Volkswagen’s Touareg Premium Minivan Features Adaptive Headlights and More

Volkswagen AG has partnered with Hella KGaA Hueck & Company to provide its second-generation Touareg with an all-new adaptive lighting system that uses a windshield-mounted camera and proprietary software from the automaker to scan the road ahead and determine the exact position of oncoming vehicles.

The system uses the data to adjust cylindrical shades mounted to the headlights to shield oncoming drivers’ eyes from the glare of the Touareg’s headlights while keeping everything else that falls within the beam perfectly illuminated.

Volkswagen is not the first German automaker to employ an adaptive lighting.  Mercedes-Benz and Audi both use camera-based lighting technology on the E class and A8. Their systems, however, cause the headlights to automatically dip slightly away from oncoming vehicles, which affects the entire field of illumination.

Hella is also providing other elements for the new Touareg, including the vehicle’s overhead console and interior lights, LED brake lights and its lane-assist technology, which helps the driver maintain the vehicle within its lane.

Volkswagen has also partnered with Grammer AG for the Touareg’s headrests and center console, which can be customized to contain a wide range of controls and features cup holders and storage compartments. The console is available in 48 colors and a wide range of materials including aluminum and wood and can be fitted with driver and front-seat passenger arm rests. Grammer also supplies the center console used in the Passat.

The Touareg is a large premium SUV that Volkswagen unveiled last February and showcased at the Geneva Auto Show the following month. It is also the automaker’s first model to be available with an optional gas-electric hybrid powertrain which includes a nickel-metal hydride battery manufactured by Sanyo Electric Company.

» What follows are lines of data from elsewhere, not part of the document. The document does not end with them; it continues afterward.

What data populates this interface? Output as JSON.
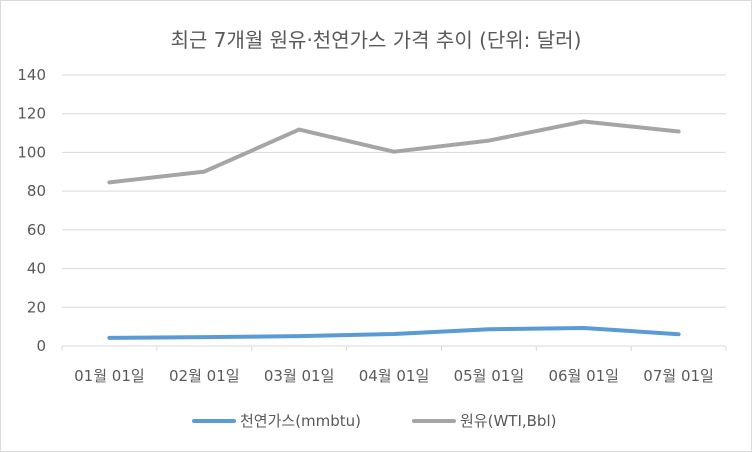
{
  "chart_data": {
    "type": "line",
    "title": "최근 7개월 원유·천연가스 가격 추이 (단위: 달러)",
    "categories": [
      "01월 01일",
      "02월 01일",
      "03월 01일",
      "04월 01일",
      "05월 01일",
      "06월 01일",
      "07월 01일"
    ],
    "ylim": [
      0,
      140
    ],
    "yticks": [
      0,
      20,
      40,
      60,
      80,
      100,
      120,
      140
    ],
    "grid": true,
    "legend_position": "bottom",
    "series": [
      {
        "name": "천연가스(mmbtu)",
        "color": "#5b9bd5",
        "values": [
          4.2,
          4.6,
          5.1,
          6.2,
          8.7,
          9.3,
          6.1
        ]
      },
      {
        "name": "원유(WTI,Bbl)",
        "color": "#a5a5a5",
        "values": [
          84.5,
          90.1,
          111.8,
          100.4,
          106.1,
          116.0,
          110.8
        ]
      }
    ]
  }
}
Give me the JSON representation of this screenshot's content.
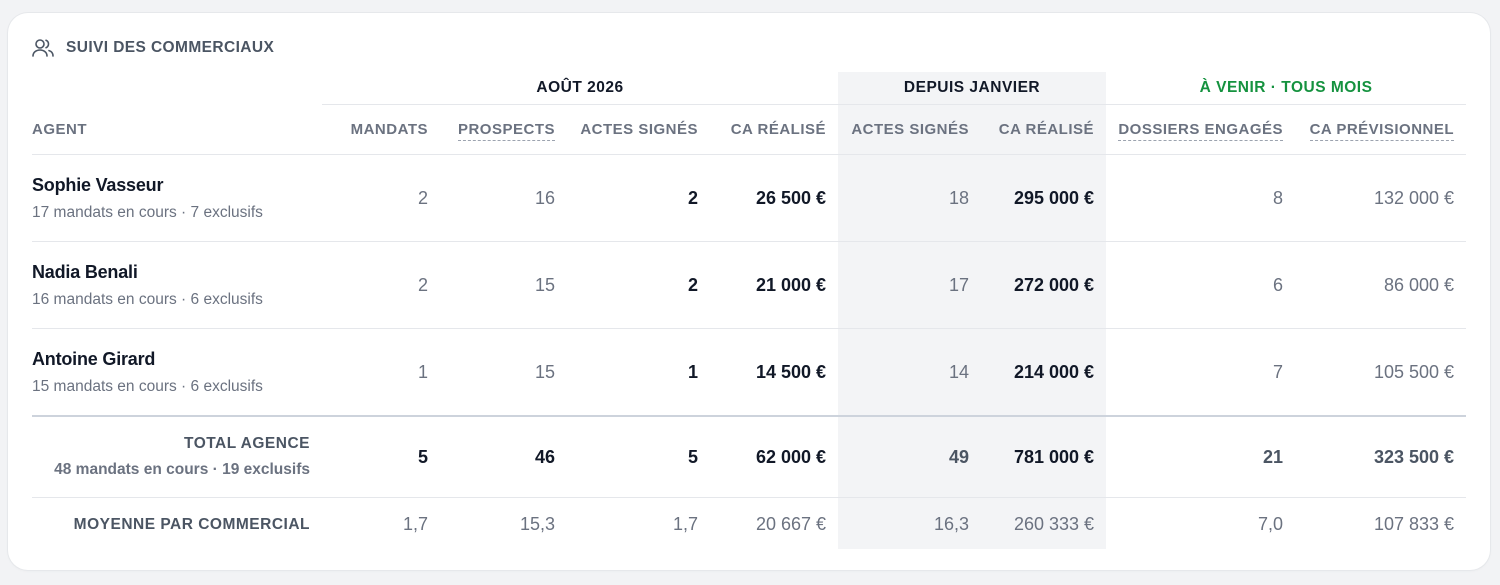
{
  "card": {
    "title": "SUIVI DES COMMERCIAUX",
    "icon": "users-icon"
  },
  "groups": {
    "month": "AOÛT 2026",
    "ytd": "DEPUIS JANVIER",
    "upcoming": "À VENIR · TOUS MOIS"
  },
  "columns": {
    "agent": "AGENT",
    "mandats": "MANDATS",
    "prospects": "PROSPECTS",
    "actes_month": "ACTES SIGNÉS",
    "ca_month": "CA RÉALISÉ",
    "actes_ytd": "ACTES SIGNÉS",
    "ca_ytd": "CA RÉALISÉ",
    "dossiers": "DOSSIERS ENGAGÉS",
    "ca_prev": "CA PRÉVISIONNEL"
  },
  "agents": [
    {
      "name": "Sophie Vasseur",
      "sub": "17 mandats en cours · 7 exclusifs",
      "mandats": "2",
      "prospects": "16",
      "actes_month": "2",
      "ca_month": "26 500 €",
      "actes_ytd": "18",
      "ca_ytd": "295 000 €",
      "dossiers": "8",
      "ca_prev": "132 000 €"
    },
    {
      "name": "Nadia Benali",
      "sub": "16 mandats en cours · 6 exclusifs",
      "mandats": "2",
      "prospects": "15",
      "actes_month": "2",
      "ca_month": "21 000 €",
      "actes_ytd": "17",
      "ca_ytd": "272 000 €",
      "dossiers": "6",
      "ca_prev": "86 000 €"
    },
    {
      "name": "Antoine Girard",
      "sub": "15 mandats en cours · 6 exclusifs",
      "mandats": "1",
      "prospects": "15",
      "actes_month": "1",
      "ca_month": "14 500 €",
      "actes_ytd": "14",
      "ca_ytd": "214 000 €",
      "dossiers": "7",
      "ca_prev": "105 500 €"
    }
  ],
  "total": {
    "label": "TOTAL AGENCE",
    "sub": "48 mandats en cours · 19 exclusifs",
    "mandats": "5",
    "prospects": "46",
    "actes_month": "5",
    "ca_month": "62 000 €",
    "actes_ytd": "49",
    "ca_ytd": "781 000 €",
    "dossiers": "21",
    "ca_prev": "323 500 €"
  },
  "average": {
    "label": "MOYENNE PAR COMMERCIAL",
    "mandats": "1,7",
    "prospects": "15,3",
    "actes_month": "1,7",
    "ca_month": "20 667 €",
    "actes_ytd": "16,3",
    "ca_ytd": "260 333 €",
    "dossiers": "7,0",
    "ca_prev": "107 833 €"
  },
  "colors": {
    "accent_green": "#15923f",
    "highlight_bg": "#f3f4f6"
  }
}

The hybrid variant’s power electronics and integrated motor generator are manufactured by Robert Bosch GmbH, and the battery-cooling fan and electric compressor are supplied by Denso Corporation.

The hybrid version features a 3.3-liter V-6 gasoline engine tied to an integrated electric motor housed in the transmission housing and has an estimated fuel efficiency rating of about 28 mpg. The vehicle can travel up to about 30 mph for short distances in full-electric mode.

The Touareg hybrid is available in Germany for 73,500 euros, with the base price for the conventional gasoline-powered priced at around 50,000 euros. Both the hybrid and gasoline-powered models are produced at Volkswagen’s Bratislava, Slovakia production facilities.